- Developer: Dual
- Publisher: Asmik Ace Entertainment, Inc
- Designer: Takashi Abe
- Composer: Akihiko Mori
- Platform: Super Famicom
- Release: JP: January 27, 1995;
- Genres: Strategy, war game
- Modes: Single-player, multiplayer

= Koutetsu no Kishi 3: Gekitotsu Europe Sensen =

1995 video game

Koutetsu no Kishi 3: Gekitotsu Europe Sensen (鋼鉄の騎士3 −激突ヨーロッパ戦線−) is a Super Famicom strategy video game about Europe during World War II.

The player can play as either Nazi Germany or the Allied forces. The game is mostly in Japanese, although ASCII letters can be used when typing in names. Once in the game mode, the X button is used to confirm orders. Each stage has its own individual background sound that provides additional tension to the atmosphere. It is the final game in the Koutetsu no Kishi trilogy, following Koutetsu no Kishi and Koutetsu no Kishi 2: Sabaku no Rommel Shougun.

==Gameplay==
===General gameplay===
There are three difficulty levels: easy, medium, and hard. There is also fuel and ammunition to consider when planning strategy for offense or defense. Once all combatant units are eliminated or once everyone runs out of ammo and/or fuel, the battle is resolved. The game can end in a draw, however, if fuel or ammunition runs out and there are still a decent amount of combat units on both sides of the conflict. The actual battle scenes play like a dice game with the player having the least amount of luck in two different rounds losing his units, similar to Risk.

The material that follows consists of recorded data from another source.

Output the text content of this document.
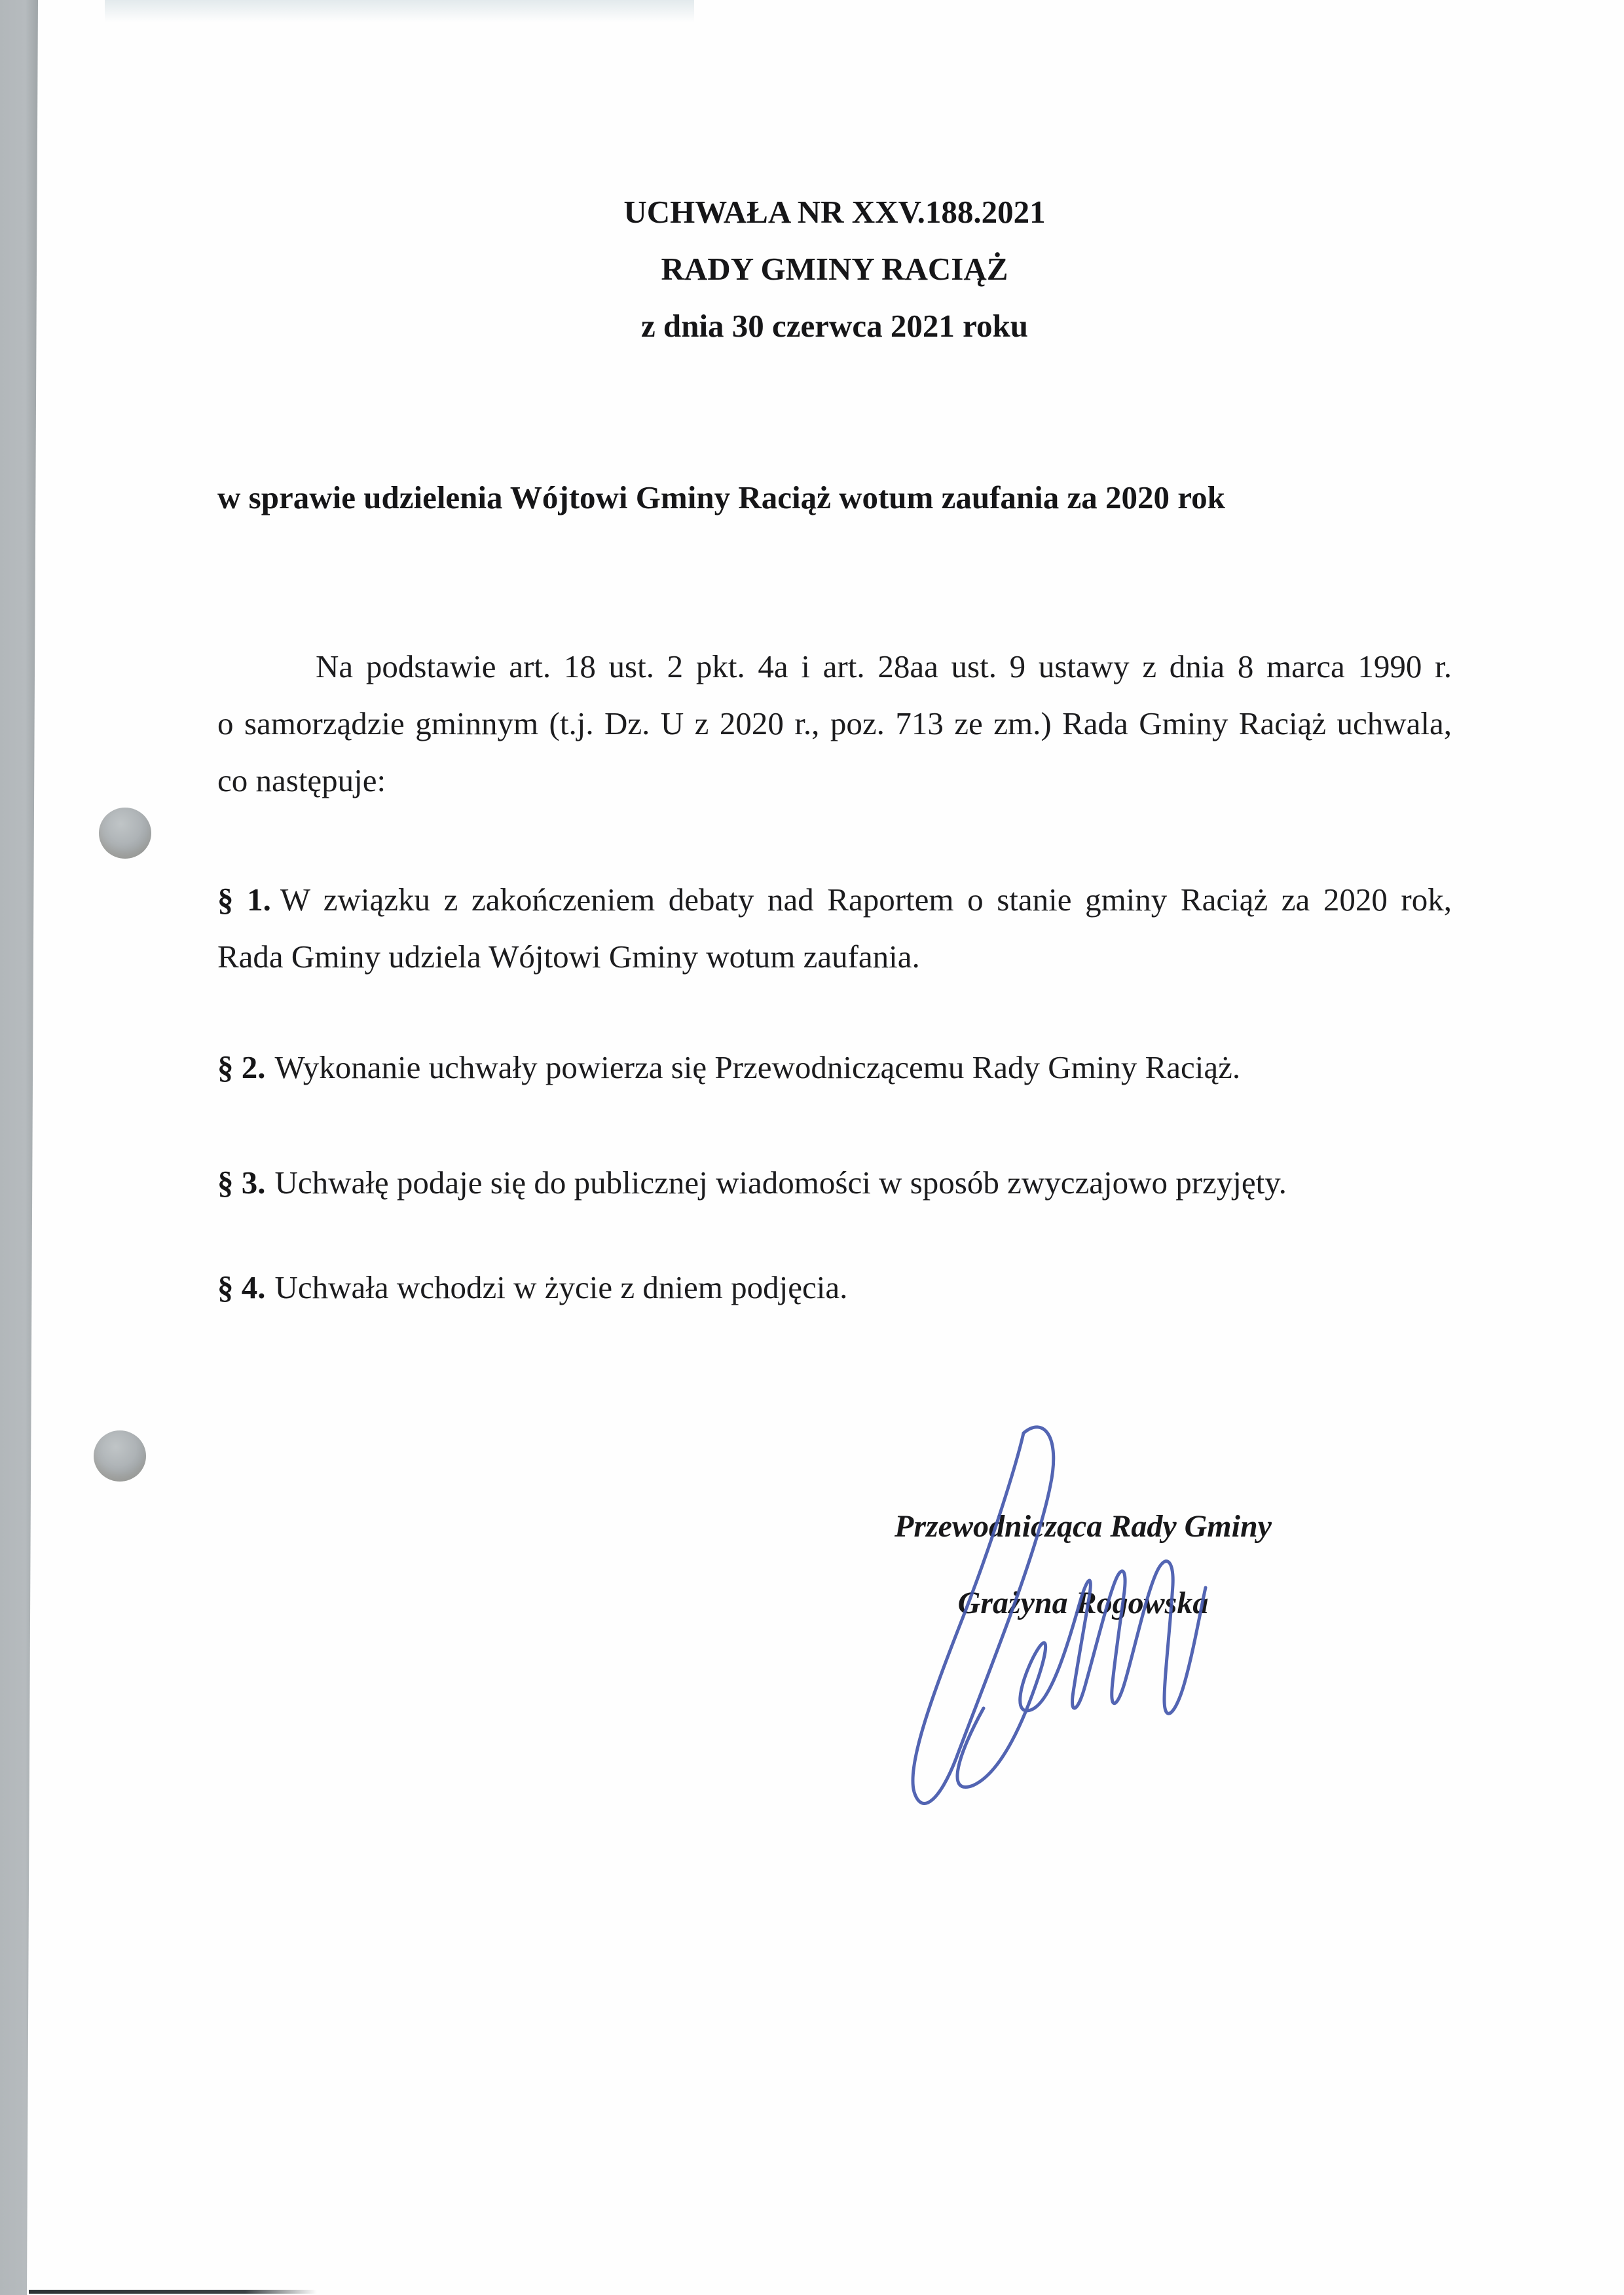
UCHWAŁA NR XXV.188.2021
RADY GMINY RACIĄŻ
z dnia 30 czerwca 2021 roku
w sprawie udzielenia Wójtowi Gminy Raciąż wotum zaufania za 2020 rok
Na podstawie art. 18 ust. 2 pkt. 4a i art. 28aa ust. 9 ustawy z dnia 8 marca 1990 r.
o samorządzie gminnym (t.j. Dz. U z 2020 r., poz. 713 ze zm.) Rada Gminy Raciąż uchwala,
co następuje:
§ 1. W związku z zakończeniem debaty nad Raportem o stanie gminy Raciąż za 2020 rok,
Rada Gminy udziela Wójtowi Gminy wotum zaufania.
§ 2. Wykonanie uchwały powierza się Przewodniczącemu Rady Gminy Raciąż.
§ 3. Uchwałę podaje się do publicznej wiadomości w sposób zwyczajowo przyjęty.
§ 4. Uchwała wchodzi w życie z dniem podjęcia.
Przewodnicząca Rady Gminy
Grażyna Rogowska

There are different scenarios from 1939 to 1945, with all the major battles covered from the Nazi invasion of Poland (resulting a decisive victory ). A hidden 16th scenario appears after the player successfully finishes all 15 of the scenarios that the game originally provides.

===Construction mode===
This mode allows the player to take one of the scenarios and customize them. Using the construction mode, a battle can take place using the seasons of winter or summer, involve either one or two players, and players can even replace the units and the drivers that are involved in the battle. For example, Poland can have Soviet or German tanks for an equal confrontation with the Nazi forces in the battle for Poland during the month of September 1939.